While a forensic report has recently said the meat taken from outside the house of Dadri’s Mohammad Akhlaq, a man beaten to death by a mob in 2015, belonged to “cow or its progeny”, the kangaroo courts there aspire to uphold the lynch-mob punishment for locals from the deceased’s community; provided Akhlaq fails to resurrect, to die a brutal death again.

Call it fate or coincidence, at a time when the group of BJP-led Panchayat in UP is demanding action against victim’s family, in a controversial video, VHP leader Sadhvi Prachi has vowed for “Muslim-mukt Bharat (Muslim-free India)”, saying it’s the “need of the hour”.

While Sadhvi’s video is only about her venomous statement, other such videos of communal performance in the recent past have often been about spine-chilling display of hatred.

India Today recently dedicated a news show to authenticate the veracity of hate videos, doing the rounds on social media, on how truckers are mercilessly stripped and beaten, almost to death, for merely ferrying cows.

Nowadays, a non-Hindu caught herding a cow, is liable to capital punishment, whichever way decided by vigilantes belonging to cow protection groups, mushrooming as if to compete under Prime Minister Narendra Modi’s Startup India campaign.

From beef-mukt to Muslim-mukt, Hindutva start-ups seem allergic to nothing but the minority community, which has equally contributed in nation building in independent India.

But do Muslims hate the cow – the animal being used as a bone of contention between the two communities?

If Hindus worship the cow, the Quran teaches us to respect it. The cow or Surat al-Baqarah is the second and longest chapter (Surah) of the Quran. Al-Baqarah (the cow) has been so named after the story of the cow occurring in this chapter.

Muslims don’t slaughter animals out of a murderous intention. The most sacred of animals for Muslims is the one nurtured to be sacrificed on Baqr Eid.

Muslims are bound to rear the sacrificial animals with love and affection, where harsh treatment is forbidden, while the end product – its meat – is considered among the holiest of foods after the Zum Zum spring.

If the slaughter of animals for human consumption is murder, then every omelette is a tragic result of a foeticide.

So when masahari (non-vegetarian) Muslims have no criminal intention in the slaughter, and respect for cow in particular instances distinct in Quran, why must we polarise a secular state over eating habits?
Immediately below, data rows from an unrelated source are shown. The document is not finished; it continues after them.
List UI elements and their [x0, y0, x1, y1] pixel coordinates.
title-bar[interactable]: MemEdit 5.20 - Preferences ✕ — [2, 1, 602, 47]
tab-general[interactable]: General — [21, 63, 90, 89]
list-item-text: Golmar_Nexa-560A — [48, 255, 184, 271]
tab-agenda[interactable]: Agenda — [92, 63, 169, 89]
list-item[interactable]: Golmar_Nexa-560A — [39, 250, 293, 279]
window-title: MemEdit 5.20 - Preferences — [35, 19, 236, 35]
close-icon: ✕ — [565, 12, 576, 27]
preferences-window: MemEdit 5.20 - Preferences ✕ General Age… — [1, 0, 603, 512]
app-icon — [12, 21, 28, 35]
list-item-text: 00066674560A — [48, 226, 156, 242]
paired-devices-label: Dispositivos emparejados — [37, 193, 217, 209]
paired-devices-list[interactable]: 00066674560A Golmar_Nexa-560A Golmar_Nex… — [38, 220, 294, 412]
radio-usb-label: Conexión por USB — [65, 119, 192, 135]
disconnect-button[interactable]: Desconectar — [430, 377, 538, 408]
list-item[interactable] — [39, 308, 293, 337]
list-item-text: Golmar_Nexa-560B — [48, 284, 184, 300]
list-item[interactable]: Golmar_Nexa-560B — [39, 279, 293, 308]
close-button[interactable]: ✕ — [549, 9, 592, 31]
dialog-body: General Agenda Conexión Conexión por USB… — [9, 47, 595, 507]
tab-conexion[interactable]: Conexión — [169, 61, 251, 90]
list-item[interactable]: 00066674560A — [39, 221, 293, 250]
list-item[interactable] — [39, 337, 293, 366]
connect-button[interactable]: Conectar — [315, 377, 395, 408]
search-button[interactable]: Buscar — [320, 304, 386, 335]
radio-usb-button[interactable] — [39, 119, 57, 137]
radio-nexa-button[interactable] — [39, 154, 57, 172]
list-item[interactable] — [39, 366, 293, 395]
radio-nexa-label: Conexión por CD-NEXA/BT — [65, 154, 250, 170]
If dislike for one another’s taste buds makes sense, then Muslims are forbidden from liquor consumption.

But then sensibly speaking, a Muslim MP like Asaduddin Owaisi won’t ever seek a “Yo Yo Singh mukt Bharat” for the Honey Singh’s popular Bollywood number “Char Bottle Vodka”.

India has a glorious history of being a nation proud of holding iconic unity in diversity, but the ghost of controversies over the holy cow refuses to cow down. Let such communal allergy not transform into a national energy.

After all, Muslim-mukt Bharat is not expected to be the end product of Modi government’s latest nationwide campaign: Mera Desh Badal Raha Hai, Aagay Badh Raha Hai!